I ran three regularization methods, lasso, ridge, and elastic net. Lasso was able to get the best accuracy, so I'm selecting it. Is there a way to calculate odds ratio from the coefficients? Does it make sense to do it in glmnet?
I took the following steps:
train.control <- trainControl(method = "repeatedcv", number = 10, repeats = 5, allowParallel = T, verboseIter = T) set.seed(1234) lasso_model <- train(traget~ ., trainTransformed[,-2], trControl = train.control, method = "glmnet", tuneGrid = expand.grid(alpha = 1, lambda = seq(0.0001, 0.05, length = 5)), family = "binomial")
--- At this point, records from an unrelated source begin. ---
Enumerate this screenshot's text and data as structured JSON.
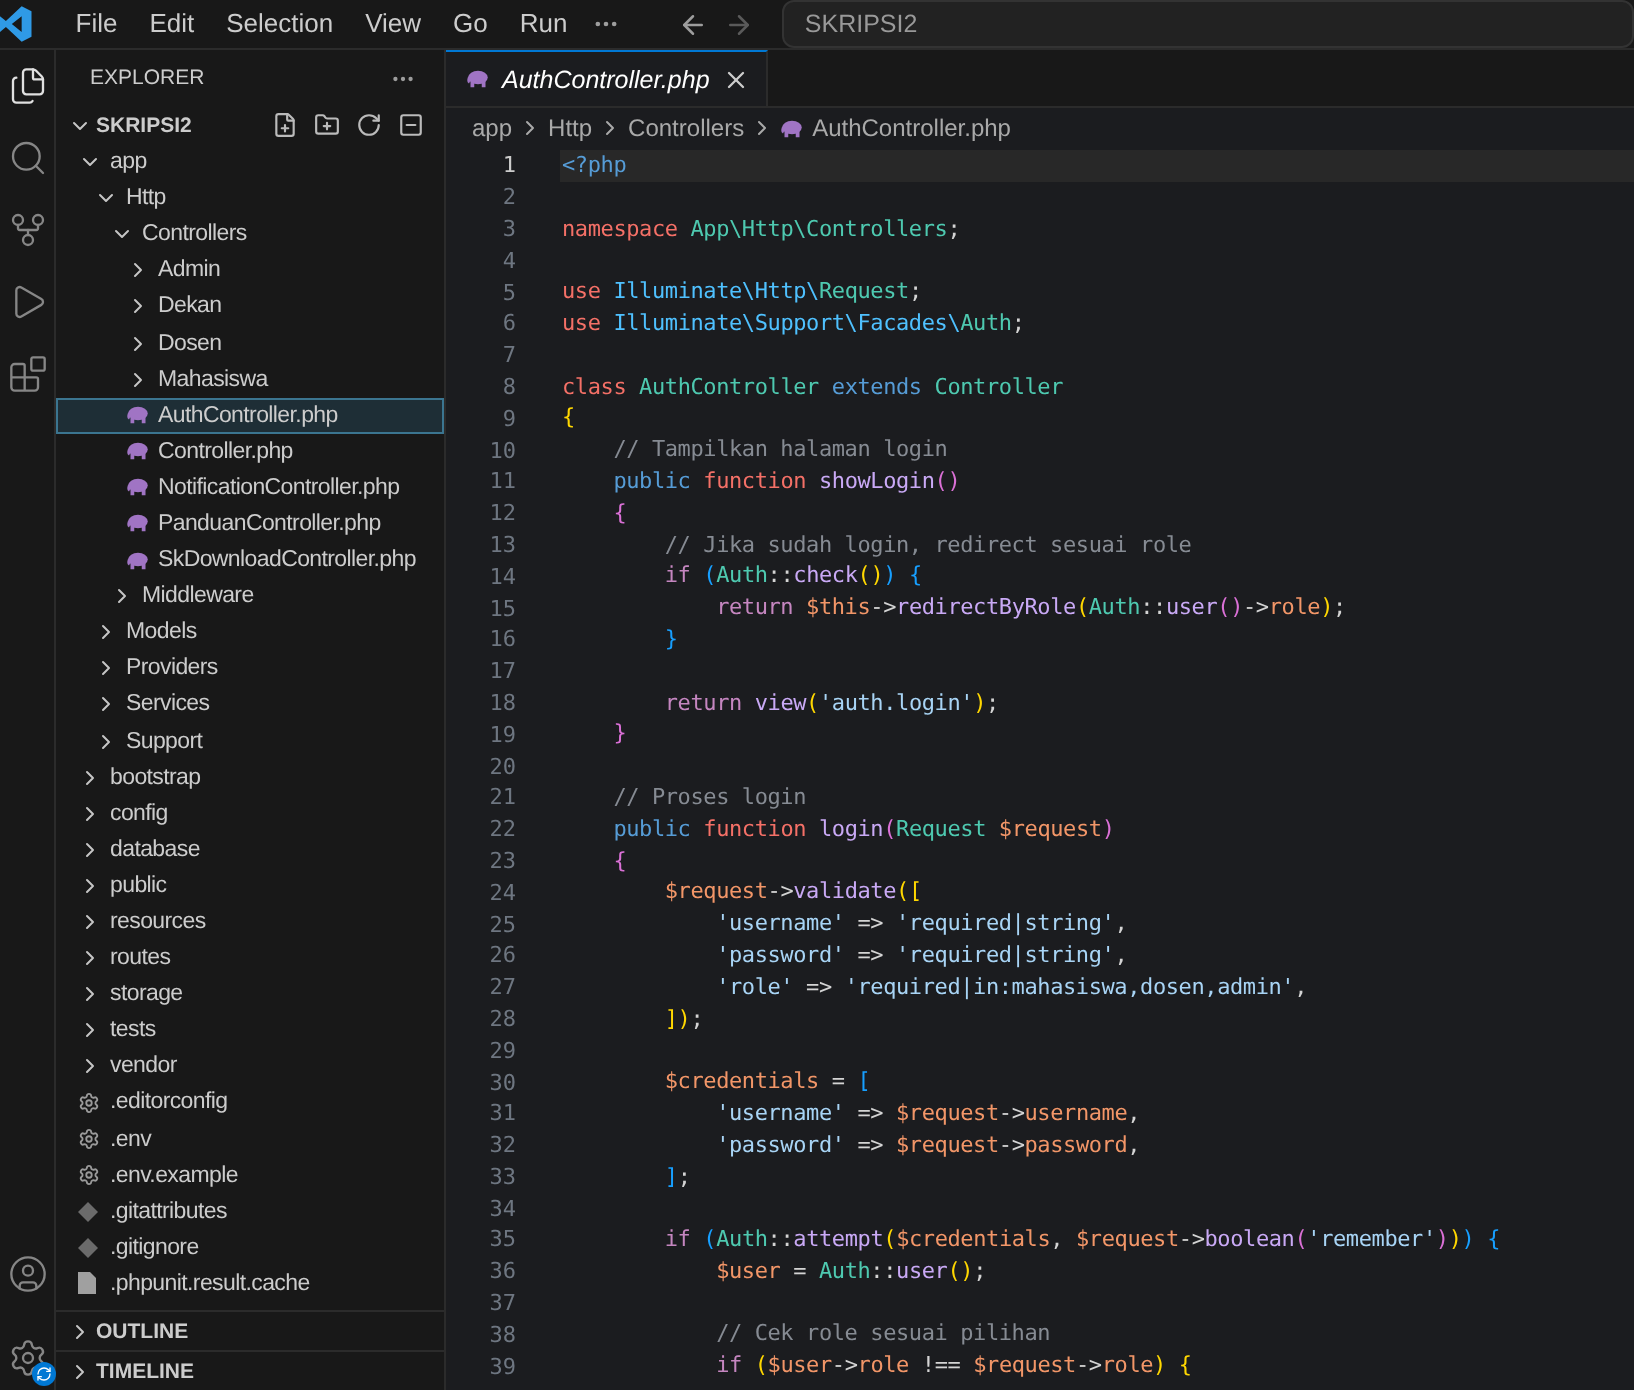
{
  "title_bar": {
    "menu": [
      "File",
      "Edit",
      "Selection",
      "View",
      "Go",
      "Run"
    ],
    "command_center": {
      "value": "SKRIPSI2"
    }
  },
  "activity_bar": [
    {
      "kind": "explorer",
      "selected": true
    },
    {
      "kind": "search",
      "selected": false
    },
    {
      "kind": "source-control",
      "selected": false
    },
    {
      "kind": "run",
      "selected": false
    },
    {
      "kind": "extensions",
      "selected": false
    }
  ],
  "activity_bar_bottom": [
    {
      "kind": "account"
    },
    {
      "kind": "settings",
      "badge": true
    }
  ],
  "sidebar": {
    "title": "EXPLORER",
    "sections": [
      {
        "title": "SKRIPSI2",
        "expanded": true,
        "items": [
          {
            "kind": "folder",
            "label": "app",
            "expanded": true,
            "selected": false,
            "children": [
              {
                "kind": "folder",
                "label": "Http",
                "expanded": true,
                "selected": false,
                "children": [
                  {
                    "kind": "folder",
                    "label": "Controllers",
                    "expanded": true,
                    "selected": false,
                    "children": [
                      {
                        "kind": "folder",
                        "label": "Admin",
                        "expanded": false,
                        "selected": false
                      },
                      {
                        "kind": "folder",
                        "label": "Dekan",
                        "expanded": false,
                        "selected": false
                      },
                      {
                        "kind": "folder",
                        "label": "Dosen",
                        "expanded": false,
                        "selected": false
                      },
                      {
                        "kind": "folder",
                        "label": "Mahasiswa",
                        "expanded": false,
                        "selected": false
                      },
                      {
                        "kind": "php",
                        "label": "AuthController.php",
                        "selected": true
                      },
                      {
                        "kind": "php",
                        "label": "Controller.php",
                        "selected": false
                      },
                      {
                        "kind": "php",
                        "label": "NotificationController.php",
                        "selected": false
                      },
                      {
                        "kind": "php",
                        "label": "PanduanController.php",
                        "selected": false
                      },
                      {
                        "kind": "php",
                        "label": "SkDownloadController.php",
                        "selected": false
                      }
                    ]
                  },
                  {
                    "kind": "folder",
                    "label": "Middleware",
                    "expanded": false,
                    "selected": false
                  }
                ]
              },
              {
                "kind": "folder",
                "label": "Models",
                "expanded": false,
                "selected": false
              },
              {
                "kind": "folder",
                "label": "Providers",
                "expanded": false,
                "selected": false
              },
              {
                "kind": "folder",
                "label": "Services",
                "expanded": false,
                "selected": false
              },
              {
                "kind": "folder",
                "label": "Support",
                "expanded": false,
                "selected": false
              }
            ]
          },
          {
            "kind": "folder",
            "label": "bootstrap",
            "expanded": false,
            "selected": false
          },
          {
            "kind": "folder",
            "label": "config",
            "expanded": false,
            "selected": false
          },
          {
            "kind": "folder",
            "label": "database",
            "expanded": false,
            "selected": false
          },
          {
            "kind": "folder",
            "label": "public",
            "expanded": false,
            "selected": false
          },
          {
            "kind": "folder",
            "label": "resources",
            "expanded": false,
            "selected": false
          },
          {
            "kind": "folder",
            "label": "routes",
            "expanded": false,
            "selected": false
          },
          {
            "kind": "folder",
            "label": "storage",
            "expanded": false,
            "selected": false
          },
          {
            "kind": "folder",
            "label": "tests",
            "expanded": false,
            "selected": false
          },
          {
            "kind": "folder",
            "label": "vendor",
            "expanded": false,
            "selected": false
          },
          {
            "kind": "config",
            "label": ".editorconfig",
            "selected": false
          },
          {
            "kind": "config",
            "label": ".env",
            "selected": false
          },
          {
            "kind": "config",
            "label": ".env.example",
            "selected": false
          },
          {
            "kind": "git",
            "label": ".gitattributes",
            "selected": false
          },
          {
            "kind": "git",
            "label": ".gitignore",
            "selected": false
          },
          {
            "kind": "file",
            "label": ".phpunit.result.cache",
            "selected": false
          }
        ]
      },
      {
        "title": "OUTLINE",
        "expanded": false
      },
      {
        "title": "TIMELINE",
        "expanded": false
      }
    ]
  },
  "tabs": [
    {
      "label": "AuthController.php",
      "selected": true,
      "preview": true
    }
  ],
  "breadcrumb": [
    "app",
    "Http",
    "Controllers",
    "AuthController.php"
  ],
  "editor": {
    "lines": [
      {
        "number": "1",
        "current": true,
        "tokens": [
          {
            "text": "<?php",
            "kind": "tag"
          }
        ]
      },
      {
        "number": "2",
        "current": false
      },
      {
        "number": "3",
        "current": false,
        "tokens": [
          {
            "text": "namespace",
            "kind": "kw"
          },
          {
            "text": " App\\Http\\Controllers",
            "kind": "ns"
          },
          {
            "text": ";",
            "kind": "pl"
          }
        ]
      },
      {
        "number": "4",
        "current": false
      },
      {
        "number": "5",
        "current": false,
        "tokens": [
          {
            "text": "use",
            "kind": "kw"
          },
          {
            "text": " Illuminate\\Http\\",
            "kind": "nsb"
          },
          {
            "text": "Request",
            "kind": "ns"
          },
          {
            "text": ";",
            "kind": "pl"
          }
        ]
      },
      {
        "number": "6",
        "current": false,
        "tokens": [
          {
            "text": "use",
            "kind": "kw"
          },
          {
            "text": " Illuminate\\Support\\Facades\\",
            "kind": "nsb"
          },
          {
            "text": "Auth",
            "kind": "ns"
          },
          {
            "text": ";",
            "kind": "pl"
          }
        ]
      },
      {
        "number": "7",
        "current": false
      },
      {
        "number": "8",
        "current": false,
        "tokens": [
          {
            "text": "class",
            "kind": "kw"
          },
          {
            "text": " AuthController",
            "kind": "ns"
          },
          {
            "text": " extends",
            "kind": "st"
          },
          {
            "text": " Controller",
            "kind": "ns"
          }
        ]
      },
      {
        "number": "9",
        "current": false,
        "tokens": [
          {
            "text": "{",
            "kind": "b1"
          }
        ]
      },
      {
        "number": "10",
        "current": false,
        "tokens": [
          {
            "text": "    // Tampilkan halaman login",
            "kind": "cm"
          }
        ]
      },
      {
        "number": "11",
        "current": false,
        "tokens": [
          {
            "text": "    public",
            "kind": "st"
          },
          {
            "text": " function",
            "kind": "kw"
          },
          {
            "text": " showLogin",
            "kind": "fn"
          },
          {
            "text": "()",
            "kind": "b2"
          }
        ]
      },
      {
        "number": "12",
        "current": false,
        "tokens": [
          {
            "text": "    {",
            "kind": "b2"
          }
        ]
      },
      {
        "number": "13",
        "current": false,
        "tokens": [
          {
            "text": "        // Jika sudah login, redirect sesuai role",
            "kind": "cm"
          }
        ]
      },
      {
        "number": "14",
        "current": false,
        "tokens": [
          {
            "text": "        if ",
            "kind": "ctl"
          },
          {
            "text": "(",
            "kind": "b3"
          },
          {
            "text": "Auth",
            "kind": "ns"
          },
          {
            "text": "::",
            "kind": "pl"
          },
          {
            "text": "check",
            "kind": "fn"
          },
          {
            "text": "()",
            "kind": "b1"
          },
          {
            "text": ")",
            "kind": "b3"
          },
          {
            "text": " {",
            "kind": "b3"
          }
        ]
      },
      {
        "number": "15",
        "current": false,
        "tokens": [
          {
            "text": "            return",
            "kind": "ctl"
          },
          {
            "text": " $this",
            "kind": "var"
          },
          {
            "text": "->",
            "kind": "pl"
          },
          {
            "text": "redirectByRole",
            "kind": "fn"
          },
          {
            "text": "(",
            "kind": "b1"
          },
          {
            "text": "Auth",
            "kind": "ns"
          },
          {
            "text": "::",
            "kind": "pl"
          },
          {
            "text": "user",
            "kind": "fn"
          },
          {
            "text": "()",
            "kind": "b2"
          },
          {
            "text": "->",
            "kind": "pl"
          },
          {
            "text": "role",
            "kind": "var"
          },
          {
            "text": ")",
            "kind": "b1"
          },
          {
            "text": ";",
            "kind": "pl"
          }
        ]
      },
      {
        "number": "16",
        "current": false,
        "tokens": [
          {
            "text": "        }",
            "kind": "b3"
          }
        ]
      },
      {
        "number": "17",
        "current": false
      },
      {
        "number": "18",
        "current": false,
        "tokens": [
          {
            "text": "        return",
            "kind": "ctl"
          },
          {
            "text": " view",
            "kind": "fn"
          },
          {
            "text": "(",
            "kind": "b1"
          },
          {
            "text": "'auth.login'",
            "kind": "str"
          },
          {
            "text": ")",
            "kind": "b1"
          },
          {
            "text": ";",
            "kind": "pl"
          }
        ]
      },
      {
        "number": "19",
        "current": false,
        "tokens": [
          {
            "text": "    }",
            "kind": "b2"
          }
        ]
      },
      {
        "number": "20",
        "current": false
      },
      {
        "number": "21",
        "current": false,
        "tokens": [
          {
            "text": "    // Proses login",
            "kind": "cm"
          }
        ]
      },
      {
        "number": "22",
        "current": false,
        "tokens": [
          {
            "text": "    public",
            "kind": "st"
          },
          {
            "text": " function",
            "kind": "kw"
          },
          {
            "text": " login",
            "kind": "fn"
          },
          {
            "text": "(",
            "kind": "b2"
          },
          {
            "text": "Request",
            "kind": "ns"
          },
          {
            "text": " $request",
            "kind": "var"
          },
          {
            "text": ")",
            "kind": "b2"
          }
        ]
      },
      {
        "number": "23",
        "current": false,
        "tokens": [
          {
            "text": "    {",
            "kind": "b2"
          }
        ]
      },
      {
        "number": "24",
        "current": false,
        "tokens": [
          {
            "text": "        $request",
            "kind": "var"
          },
          {
            "text": "->",
            "kind": "pl"
          },
          {
            "text": "validate",
            "kind": "fn"
          },
          {
            "text": "([",
            "kind": "b1"
          }
        ]
      },
      {
        "number": "25",
        "current": false,
        "tokens": [
          {
            "text": "            'username'",
            "kind": "str"
          },
          {
            "text": " => ",
            "kind": "pl"
          },
          {
            "text": "'required|string'",
            "kind": "str"
          },
          {
            "text": ",",
            "kind": "pl"
          }
        ]
      },
      {
        "number": "26",
        "current": false,
        "tokens": [
          {
            "text": "            'password'",
            "kind": "str"
          },
          {
            "text": " => ",
            "kind": "pl"
          },
          {
            "text": "'required|string'",
            "kind": "str"
          },
          {
            "text": ",",
            "kind": "pl"
          }
        ]
      },
      {
        "number": "27",
        "current": false,
        "tokens": [
          {
            "text": "            'role'",
            "kind": "str"
          },
          {
            "text": " => ",
            "kind": "pl"
          },
          {
            "text": "'required|in:mahasiswa,dosen,admin'",
            "kind": "str"
          },
          {
            "text": ",",
            "kind": "pl"
          }
        ]
      },
      {
        "number": "28",
        "current": false,
        "tokens": [
          {
            "text": "        ])",
            "kind": "b1"
          },
          {
            "text": ";",
            "kind": "pl"
          }
        ]
      },
      {
        "number": "29",
        "current": false
      },
      {
        "number": "30",
        "current": false,
        "tokens": [
          {
            "text": "        $credentials",
            "kind": "var"
          },
          {
            "text": " = ",
            "kind": "pl"
          },
          {
            "text": "[",
            "kind": "b3"
          }
        ]
      },
      {
        "number": "31",
        "current": false,
        "tokens": [
          {
            "text": "            'username'",
            "kind": "str"
          },
          {
            "text": " => ",
            "kind": "pl"
          },
          {
            "text": "$request",
            "kind": "var"
          },
          {
            "text": "->",
            "kind": "pl"
          },
          {
            "text": "username",
            "kind": "var"
          },
          {
            "text": ",",
            "kind": "pl"
          }
        ]
      },
      {
        "number": "32",
        "current": false,
        "tokens": [
          {
            "text": "            'password'",
            "kind": "str"
          },
          {
            "text": " => ",
            "kind": "pl"
          },
          {
            "text": "$request",
            "kind": "var"
          },
          {
            "text": "->",
            "kind": "pl"
          },
          {
            "text": "password",
            "kind": "var"
          },
          {
            "text": ",",
            "kind": "pl"
          }
        ]
      },
      {
        "number": "33",
        "current": false,
        "tokens": [
          {
            "text": "        ]",
            "kind": "b3"
          },
          {
            "text": ";",
            "kind": "pl"
          }
        ]
      },
      {
        "number": "34",
        "current": false
      },
      {
        "number": "35",
        "current": false,
        "tokens": [
          {
            "text": "        if ",
            "kind": "ctl"
          },
          {
            "text": "(",
            "kind": "b3"
          },
          {
            "text": "Auth",
            "kind": "ns"
          },
          {
            "text": "::",
            "kind": "pl"
          },
          {
            "text": "attempt",
            "kind": "fn"
          },
          {
            "text": "(",
            "kind": "b1"
          },
          {
            "text": "$credentials",
            "kind": "var"
          },
          {
            "text": ", ",
            "kind": "pl"
          },
          {
            "text": "$request",
            "kind": "var"
          },
          {
            "text": "->",
            "kind": "pl"
          },
          {
            "text": "boolean",
            "kind": "fn"
          },
          {
            "text": "(",
            "kind": "b2"
          },
          {
            "text": "'remember'",
            "kind": "str"
          },
          {
            "text": ")",
            "kind": "b2"
          },
          {
            "text": ")",
            "kind": "b1"
          },
          {
            "text": ")",
            "kind": "b3"
          },
          {
            "text": " {",
            "kind": "b3"
          }
        ]
      },
      {
        "number": "36",
        "current": false,
        "tokens": [
          {
            "text": "            $user",
            "kind": "var"
          },
          {
            "text": " = ",
            "kind": "pl"
          },
          {
            "text": "Auth",
            "kind": "ns"
          },
          {
            "text": "::",
            "kind": "pl"
          },
          {
            "text": "user",
            "kind": "fn"
          },
          {
            "text": "()",
            "kind": "b1"
          },
          {
            "text": ";",
            "kind": "pl"
          }
        ]
      },
      {
        "number": "37",
        "current": false
      },
      {
        "number": "38",
        "current": false,
        "tokens": [
          {
            "text": "            // Cek role sesuai pilihan",
            "kind": "cm"
          }
        ]
      },
      {
        "number": "39",
        "current": false,
        "tokens": [
          {
            "text": "            if ",
            "kind": "ctl"
          },
          {
            "text": "(",
            "kind": "b1"
          },
          {
            "text": "$user",
            "kind": "var"
          },
          {
            "text": "->",
            "kind": "pl"
          },
          {
            "text": "role",
            "kind": "var"
          },
          {
            "text": " !== ",
            "kind": "pl"
          },
          {
            "text": "$request",
            "kind": "var"
          },
          {
            "text": "->",
            "kind": "pl"
          },
          {
            "text": "role",
            "kind": "var"
          },
          {
            "text": ")",
            "kind": "b1"
          },
          {
            "text": " {",
            "kind": "b1"
          }
        ]
      }
    ]
  }
}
Plot and predict the model
plot(lasso_model$finalModel, xvar = "lambda", label = T) plot(lasso_model$finalModel, xvar = "dev", label = T) plot(varImp(lasso_model, scale = F)) p.lasso.pred <- predict(lasso_model, testTransformed) p.lasso.pred.cm <- confusionMatrix(p.lasso.pred, testTransformed$BMK_R_Derailment, mode = "prec_recall")
Now, all tutorials that I've read stops at this point. I'm really confused as to whether to stop here, or take the features from lasso with coefficients > 0 and run logistic again to get the odds ratio for the coefficients.
And I also did that. However, most of the variables are not significant (which is fine). Then should I select the variables that are significant and do the regular (step-wise - not sure if I should do this) logistic regression? or leave the model as is because lasso produced those features?